As a great believer in free expression this is, I consider, an entirely healthy manner in which to address matters of dispute and take no issue with either party.

The actions of the pseudonymous “Mr Courtenay” are, however, a rather different matter entirely - as some may recall I had the rather dubious ‘pleasure’ of his company on a small number of occasions, having made critical remarks regarding articles written by Kamm, and found him to be an insufferably arrogant and ill-mannered troll.

Whether Courtenay has any direct association with Oliver Kamm I cannot say with any certainty, in part for the simple reason that I have never felt the need to query the matter with Kamm, but mainly because Oliver has never once struck me as the kind of man to rely on others to fight his battles for him and, as such, I am confident that were he to have anything to say on the subject of my own comments, he would make use of either the comments facility here, or his own blog, to post a response.

I should also note that despite the rather creative suggest made at Neil’s blog as to the possibile origins of the name ‘George Courtenay’, I do not for one second accept the suggestion (made in comments and not by Neil) that Mr Courtenay may be David T of Harry’s Place, or indeed any of the other regular contributors at HP. Again, it is simply not their ’style’.

If Kamm and Clark wish to debate their differences online, or even in a court of law, that is a matter for them, and them alone, and not not in which a third party has any real business in interfering, a principle that is seeming lost on Mr Courtenay, who appears to have taken it upon himself to contact the editor of a newspaper for which Mr Clark writes (he is a professional journalist) by email, as follows:

From: George Courtenay [mailto:georgeco@gawab.com] Sent: Monday, February 20, 2006 1:33 PM
To: [email omitted]
Cc: Neil Clark; Oliver Kamm

Subject: Neil Clark sources
I see you have published an opinion article by Neil Clark today. That’s all good to print a range of views but you may be interested that Oliver Kamm of the London Times has been investigating Mr. Clark’s use of sources.
http://oliverkamm.typepad.com/blog/2006/02/more_on_balkan_.html
http://oliverkamm.typepad.com/blog/2006/02/balkan_claims_r.html
Mr.Clark doesn’t say the same thing in his new article but as he’s lied to other editors I’m bringing it to your attention.

G. Courtenay

(Gawab.com, Courtenay’s email provider, is an Egyptian-based free webmail service and, therefore unlikely to be of relevance to efforts to ascertain his identity).
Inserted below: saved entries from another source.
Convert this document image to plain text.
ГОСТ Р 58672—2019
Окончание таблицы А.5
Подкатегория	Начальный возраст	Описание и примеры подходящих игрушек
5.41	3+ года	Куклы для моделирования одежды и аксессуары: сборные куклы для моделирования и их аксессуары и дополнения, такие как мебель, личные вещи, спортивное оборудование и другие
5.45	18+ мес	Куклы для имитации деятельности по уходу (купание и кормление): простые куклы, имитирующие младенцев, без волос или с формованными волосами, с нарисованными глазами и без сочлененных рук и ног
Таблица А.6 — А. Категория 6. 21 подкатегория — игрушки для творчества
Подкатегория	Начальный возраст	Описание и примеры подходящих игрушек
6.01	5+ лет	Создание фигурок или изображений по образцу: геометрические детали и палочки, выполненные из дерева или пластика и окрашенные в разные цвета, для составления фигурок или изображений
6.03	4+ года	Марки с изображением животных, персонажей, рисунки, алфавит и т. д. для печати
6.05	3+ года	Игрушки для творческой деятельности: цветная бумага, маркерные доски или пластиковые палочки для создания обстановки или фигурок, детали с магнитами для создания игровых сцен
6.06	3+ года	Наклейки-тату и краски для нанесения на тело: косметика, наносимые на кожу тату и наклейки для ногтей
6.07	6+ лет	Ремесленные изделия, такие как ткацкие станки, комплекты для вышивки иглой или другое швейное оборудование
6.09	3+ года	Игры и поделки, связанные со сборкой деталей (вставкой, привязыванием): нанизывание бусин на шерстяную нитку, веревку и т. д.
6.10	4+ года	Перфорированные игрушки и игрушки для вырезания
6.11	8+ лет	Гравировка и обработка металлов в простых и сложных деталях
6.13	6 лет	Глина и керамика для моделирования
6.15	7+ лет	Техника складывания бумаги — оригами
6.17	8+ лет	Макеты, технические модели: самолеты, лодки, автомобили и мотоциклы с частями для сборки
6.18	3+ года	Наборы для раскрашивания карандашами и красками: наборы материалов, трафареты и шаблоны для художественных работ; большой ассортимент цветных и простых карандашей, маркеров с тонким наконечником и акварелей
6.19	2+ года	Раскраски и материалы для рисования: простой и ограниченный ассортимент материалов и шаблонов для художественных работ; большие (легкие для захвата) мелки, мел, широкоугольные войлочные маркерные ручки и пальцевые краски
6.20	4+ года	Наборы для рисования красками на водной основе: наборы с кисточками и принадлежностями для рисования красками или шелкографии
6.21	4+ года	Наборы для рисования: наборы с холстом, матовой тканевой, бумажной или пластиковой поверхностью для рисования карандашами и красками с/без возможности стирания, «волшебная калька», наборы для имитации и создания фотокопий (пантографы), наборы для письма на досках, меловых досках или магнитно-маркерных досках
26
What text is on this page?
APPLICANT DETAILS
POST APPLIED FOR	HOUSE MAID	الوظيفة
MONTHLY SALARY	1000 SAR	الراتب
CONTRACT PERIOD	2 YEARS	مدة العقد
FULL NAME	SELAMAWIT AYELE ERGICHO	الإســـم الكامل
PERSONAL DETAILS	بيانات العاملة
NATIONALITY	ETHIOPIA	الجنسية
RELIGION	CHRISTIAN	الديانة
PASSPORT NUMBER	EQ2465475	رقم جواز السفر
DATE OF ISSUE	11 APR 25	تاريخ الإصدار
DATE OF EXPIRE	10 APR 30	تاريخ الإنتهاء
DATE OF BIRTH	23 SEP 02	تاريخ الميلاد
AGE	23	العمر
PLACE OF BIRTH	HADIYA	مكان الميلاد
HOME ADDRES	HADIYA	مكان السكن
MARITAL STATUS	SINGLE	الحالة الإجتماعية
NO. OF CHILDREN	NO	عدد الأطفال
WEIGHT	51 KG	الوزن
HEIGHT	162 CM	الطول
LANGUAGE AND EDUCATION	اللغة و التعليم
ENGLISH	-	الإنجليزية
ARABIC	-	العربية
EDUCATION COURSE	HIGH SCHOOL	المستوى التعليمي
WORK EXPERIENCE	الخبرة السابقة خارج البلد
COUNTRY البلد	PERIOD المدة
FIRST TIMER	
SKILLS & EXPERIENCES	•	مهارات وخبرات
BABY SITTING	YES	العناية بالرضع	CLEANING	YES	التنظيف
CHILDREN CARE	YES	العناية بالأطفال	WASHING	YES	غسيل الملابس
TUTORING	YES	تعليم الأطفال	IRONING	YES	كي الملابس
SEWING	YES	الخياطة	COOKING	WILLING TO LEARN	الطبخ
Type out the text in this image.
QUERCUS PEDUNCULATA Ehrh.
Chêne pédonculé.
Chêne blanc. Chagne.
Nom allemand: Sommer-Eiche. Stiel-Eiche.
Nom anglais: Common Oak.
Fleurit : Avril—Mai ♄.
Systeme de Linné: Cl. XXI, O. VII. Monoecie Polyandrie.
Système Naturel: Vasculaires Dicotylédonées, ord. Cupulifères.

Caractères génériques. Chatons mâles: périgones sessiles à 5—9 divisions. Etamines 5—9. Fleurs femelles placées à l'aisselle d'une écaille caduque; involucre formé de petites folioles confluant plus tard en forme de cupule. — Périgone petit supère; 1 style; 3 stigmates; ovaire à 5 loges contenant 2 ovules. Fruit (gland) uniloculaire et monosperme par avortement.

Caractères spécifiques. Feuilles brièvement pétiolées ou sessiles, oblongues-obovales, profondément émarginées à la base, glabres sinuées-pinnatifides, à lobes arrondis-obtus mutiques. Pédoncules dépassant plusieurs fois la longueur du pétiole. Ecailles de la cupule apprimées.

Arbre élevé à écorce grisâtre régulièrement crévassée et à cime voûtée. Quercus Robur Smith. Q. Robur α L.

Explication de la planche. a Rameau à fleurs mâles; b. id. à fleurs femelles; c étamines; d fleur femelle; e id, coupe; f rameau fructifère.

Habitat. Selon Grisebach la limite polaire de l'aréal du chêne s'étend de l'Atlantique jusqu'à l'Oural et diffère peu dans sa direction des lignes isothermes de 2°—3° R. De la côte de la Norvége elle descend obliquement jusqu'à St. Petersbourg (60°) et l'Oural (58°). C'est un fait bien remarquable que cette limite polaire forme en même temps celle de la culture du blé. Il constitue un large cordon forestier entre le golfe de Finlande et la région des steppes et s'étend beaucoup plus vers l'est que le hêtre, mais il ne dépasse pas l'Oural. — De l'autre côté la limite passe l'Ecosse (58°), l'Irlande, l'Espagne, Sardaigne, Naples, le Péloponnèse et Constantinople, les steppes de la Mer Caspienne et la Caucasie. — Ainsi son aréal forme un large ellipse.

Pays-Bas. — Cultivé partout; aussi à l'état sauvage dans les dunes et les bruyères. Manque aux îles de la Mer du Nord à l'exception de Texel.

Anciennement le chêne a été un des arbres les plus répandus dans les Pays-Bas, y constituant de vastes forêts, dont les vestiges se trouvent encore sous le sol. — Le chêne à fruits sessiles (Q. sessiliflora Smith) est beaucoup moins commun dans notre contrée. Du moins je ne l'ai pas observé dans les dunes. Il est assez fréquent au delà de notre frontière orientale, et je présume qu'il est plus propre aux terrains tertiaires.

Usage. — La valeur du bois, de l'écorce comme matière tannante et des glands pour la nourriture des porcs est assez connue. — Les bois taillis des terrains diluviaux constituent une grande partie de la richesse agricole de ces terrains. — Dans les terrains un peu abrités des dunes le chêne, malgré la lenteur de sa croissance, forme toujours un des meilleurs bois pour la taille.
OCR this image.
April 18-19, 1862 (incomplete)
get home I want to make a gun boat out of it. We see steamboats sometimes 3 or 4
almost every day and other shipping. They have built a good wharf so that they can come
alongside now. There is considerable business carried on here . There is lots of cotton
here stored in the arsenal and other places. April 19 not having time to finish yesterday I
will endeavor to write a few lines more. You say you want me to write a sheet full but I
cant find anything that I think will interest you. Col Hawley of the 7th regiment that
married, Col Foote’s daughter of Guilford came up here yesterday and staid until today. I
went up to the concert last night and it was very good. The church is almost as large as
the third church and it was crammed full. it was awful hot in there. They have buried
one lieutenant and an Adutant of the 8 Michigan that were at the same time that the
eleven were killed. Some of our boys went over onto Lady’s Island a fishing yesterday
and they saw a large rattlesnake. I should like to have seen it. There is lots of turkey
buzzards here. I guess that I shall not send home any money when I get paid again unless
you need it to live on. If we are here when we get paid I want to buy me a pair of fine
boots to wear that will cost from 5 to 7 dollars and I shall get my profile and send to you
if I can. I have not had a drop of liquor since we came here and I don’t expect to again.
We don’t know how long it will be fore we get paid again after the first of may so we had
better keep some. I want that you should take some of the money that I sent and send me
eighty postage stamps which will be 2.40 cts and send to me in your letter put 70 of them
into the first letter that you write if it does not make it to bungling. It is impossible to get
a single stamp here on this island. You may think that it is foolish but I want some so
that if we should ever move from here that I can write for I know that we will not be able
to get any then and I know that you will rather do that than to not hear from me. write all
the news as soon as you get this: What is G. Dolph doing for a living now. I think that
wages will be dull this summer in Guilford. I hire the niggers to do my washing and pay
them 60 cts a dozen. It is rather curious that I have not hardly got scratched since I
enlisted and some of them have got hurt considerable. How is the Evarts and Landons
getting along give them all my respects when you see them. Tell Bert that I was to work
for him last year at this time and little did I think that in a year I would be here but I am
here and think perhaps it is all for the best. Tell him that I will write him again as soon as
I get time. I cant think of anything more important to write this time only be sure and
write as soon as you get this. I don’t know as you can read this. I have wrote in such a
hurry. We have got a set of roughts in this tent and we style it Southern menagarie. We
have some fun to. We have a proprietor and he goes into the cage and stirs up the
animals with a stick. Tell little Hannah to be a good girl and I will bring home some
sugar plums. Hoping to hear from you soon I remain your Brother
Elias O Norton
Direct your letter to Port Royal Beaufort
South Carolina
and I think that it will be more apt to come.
Neil also notes in the same post:

UPDATE: Within hours of Kamm’s allegations being posted on his blog yesterday, the editor of the Australian newspaper received another such email, linking to Kamm’s piece. I’ll leave readers to draw their own conclusions as to such a remarkable coincidence.

If there is a sensible conclusion to be drawn here it is only that Courtenay is, first and foremost, a troll and, second, that his general mental state must be considered potentially dubious. I doubt very much that Kamm appreciates his attentions any more than Clark, and all the more so if he’s even seen ‘Play Misty for Me’.

In all, there is a dynamic here that I do not like. Courtenay has, in his actions, exceeded the bounds of acceptable behaviour, not least the long-standing convention amongst ‘netheads’ that disputes that start online should stay online and not cross over into the real world.

Having crossed that line, I have no qualms if offering what little assistance I can to Neil should he wish to pursue further action against Courtenay, being in possession of both the times of Courtenay’s comments on this blog and, more importantly, the IP address from which the comments were posted, one of which is clearly his home address and another almost certainly his place of employment. If Neil would care to leave an e-mail address at which I can forward the information to him, I will be only too happy to do so and I would suggest that he then either raises the matter with the Police as a issue of harassment or makes an application to a relevant court for an order instructing the ISP’s in question to disclose Courtenay’s real identity, or at least the identity of his employer, as a necessary precursor to a civil action.